Ун бы отдал многое за хладнокровие своих спутников. Пусть пристальное внимание задевало его лишь по касательной, но и этого было слишком много, и он не знал, куда себя деть. Надо было бы уйти, но тогда Текка увязалась бы следом, как же злила эта привязчивость, а за ней увязался бы господин Кел-шин, а за ним, наверняка, потянулись бы и гости. Получилась бы ужасно пошлая комедия. Нет, если он не хотел бросить в грязь последние остатки достоинства своего земляка, ему придется потерпеть.
– Что ты делаешь? – спросила у Текки молодая раанка, сидевшая совсем рядом на покрывале и прятавшаяся от солнца под ажурным зонтиком.
Ведьма, разумеется, не ответила.
– Это просто древний обычай, – сказал Ун, сам не понимая, почему чувствует необходимость сгладить откровенную грубость полураанки. – Она... верит в норнских богов. Там у них много всяких обрядов.
– Так она гадает!– девушка подалась вперед, разглядывая белые осколки, вновь упавшие на платок. – В Вышине есть старая норнская знахарка, она видит будущее! Погадаешь мне?
Ун медленно выдохнул. И куда только его занесло! Эта раанка не выглядела как уроженка какого-нибудь дикого поселка, не было у нее и тяжелого деревенского говора, а все туда же!
– Хм. А это мысль, – господин Кел-шин осторожно коснулся плеча Текки, – нам всем очень интересно, может и правда, погадаешь?
– Она не может, – Ун нахмурился, припоминая, что она там ему рассказывала давным-давно, – у них по традиции нельзя...
– Хорошо, – Текка перебила его и посмотрела прямо в глаза господину Кел-шину. Тот сначала удивился, даже подался назад, но быстро взял себя в руки и снова заулыбался. – Я попрошу Повелителя указать тебе путь. Но только тебе.
Рааны вокруг разочарованно зашептались, но очень скоро это разочарование растворились без следа, уступив любопытству. Ничего примечательного, разумеется, не случилось. Текка собрала резные осколки, встряхнула их в сложенных ладонях, точно игральные кости, и бросила на платок. Никаких заклинаний, никакого загадочного пения. И все же зеваки продолжали неотрывно смотреть на ведьму – странное платье, длинная грива, почти скрывавшая ее ото всех, и отстраненная манера держаться делали свое дело. Те несколько минут, что она «читала знаки», остальные гости напряженно молчали.
Наконец Текка выпрямилась и посмотрела куда-то сквозь господина Кел-шина.
– Мой Повелитель услышал твою мольбу, дитя топей, – голос ее был спокоен, – и он дал ответ. Он ведает, что предстоит сделать рожденным в Мертвом мире. Так слушай Его волю: ты должен вернуться домой.
Еще с минуту господин Кел-шин ждал, что она продолжит свое предсказание, а когда стало окончательно ясно, что этого не будет, засмеялся:
– Хорошая попытка!
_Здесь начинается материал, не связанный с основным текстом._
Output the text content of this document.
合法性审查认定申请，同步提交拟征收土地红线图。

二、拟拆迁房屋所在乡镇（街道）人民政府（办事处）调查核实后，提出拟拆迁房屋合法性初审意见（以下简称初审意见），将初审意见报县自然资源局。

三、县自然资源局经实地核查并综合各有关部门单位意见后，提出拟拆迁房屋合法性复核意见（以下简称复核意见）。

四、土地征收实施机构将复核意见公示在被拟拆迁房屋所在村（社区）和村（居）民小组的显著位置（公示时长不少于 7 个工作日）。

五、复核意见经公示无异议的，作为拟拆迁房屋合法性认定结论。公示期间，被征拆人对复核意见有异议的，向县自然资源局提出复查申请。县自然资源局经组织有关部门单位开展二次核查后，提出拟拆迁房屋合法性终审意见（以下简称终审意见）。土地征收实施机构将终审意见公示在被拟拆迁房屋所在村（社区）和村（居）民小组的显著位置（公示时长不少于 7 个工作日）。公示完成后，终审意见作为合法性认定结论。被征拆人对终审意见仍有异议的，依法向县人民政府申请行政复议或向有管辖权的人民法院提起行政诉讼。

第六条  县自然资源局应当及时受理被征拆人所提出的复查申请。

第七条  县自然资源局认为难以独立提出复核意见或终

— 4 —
Но во всех приличных домах Столицы знают, что от меня не так-то легко избавиться!
Теперь уже вместе с господином Кел-шином смеялись и остальные, а у Уна холодок пробежал по спине от взгляда, которым ведьма смотрела на высокородного. В нем не было ни желания пошутить, ни желания убедить в чем-то, ни даже раздражения тем, что слова ее не восприняли всерьез. Там гнездились только непоколебимая уверенность в собственных словах.
«Полчаса назад она боялась кошачьего чучела», – это короткое напоминание помогло Уну прийти в себя.
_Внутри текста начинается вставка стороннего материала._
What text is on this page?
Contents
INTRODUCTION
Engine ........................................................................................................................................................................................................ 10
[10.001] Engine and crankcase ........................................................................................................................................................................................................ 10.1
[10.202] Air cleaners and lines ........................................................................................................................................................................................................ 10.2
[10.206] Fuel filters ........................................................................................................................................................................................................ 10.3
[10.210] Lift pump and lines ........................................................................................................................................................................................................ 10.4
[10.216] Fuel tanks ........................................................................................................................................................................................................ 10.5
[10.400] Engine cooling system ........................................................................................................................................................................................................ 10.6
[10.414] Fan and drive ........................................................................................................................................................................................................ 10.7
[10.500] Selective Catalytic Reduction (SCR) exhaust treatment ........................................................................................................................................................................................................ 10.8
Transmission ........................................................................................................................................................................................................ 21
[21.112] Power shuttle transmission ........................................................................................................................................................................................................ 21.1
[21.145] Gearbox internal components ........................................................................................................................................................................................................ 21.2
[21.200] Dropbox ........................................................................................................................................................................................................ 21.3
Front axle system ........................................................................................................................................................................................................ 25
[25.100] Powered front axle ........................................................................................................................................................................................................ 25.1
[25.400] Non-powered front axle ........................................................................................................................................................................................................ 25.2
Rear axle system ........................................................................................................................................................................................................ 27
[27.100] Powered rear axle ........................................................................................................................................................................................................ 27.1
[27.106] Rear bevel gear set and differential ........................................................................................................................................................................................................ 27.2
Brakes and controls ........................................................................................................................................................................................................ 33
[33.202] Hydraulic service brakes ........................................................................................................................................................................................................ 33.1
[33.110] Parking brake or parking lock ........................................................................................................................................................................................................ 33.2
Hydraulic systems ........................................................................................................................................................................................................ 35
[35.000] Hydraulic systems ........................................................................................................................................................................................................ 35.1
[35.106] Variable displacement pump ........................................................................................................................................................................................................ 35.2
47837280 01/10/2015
Тем временем, поняв, что от ведьмы больше не добиться ничего интересного, гости наперебой принялись рассказывать о своих прежних встречах с провидцами и знахарями, которых на юге, похоже, водилось в избытке. Раанов и полураанов вокруг становилось все больше, откуда-то появились слуги, начали расспрашивать, не желают ли господа вина или закусок. Ун с облегчением почувствовал, что наконец-то и он, и Текка снова растворились в толпе, став лишь незначительным фоном для господина Кел-шина.
Ун наслаждался собственной незначительностью и тем фактом, что больше не должен ни с кем говорить и делать вид, будто ему здесь очень нравится. Он даже смог ненадолго вздремнуть, привалившись спиной к зеленой изгороди. А потом кто-то очень громко сказал:
– О нет, идет!
Волна шепотков была оглушительной. Ун протер глаза, пытаясь спросонья сообразить, что происходит. Гости смотрели в сторону главной аллеи, потом те, кто стоял, начали расступаться, пропуская вперед какого-то старика.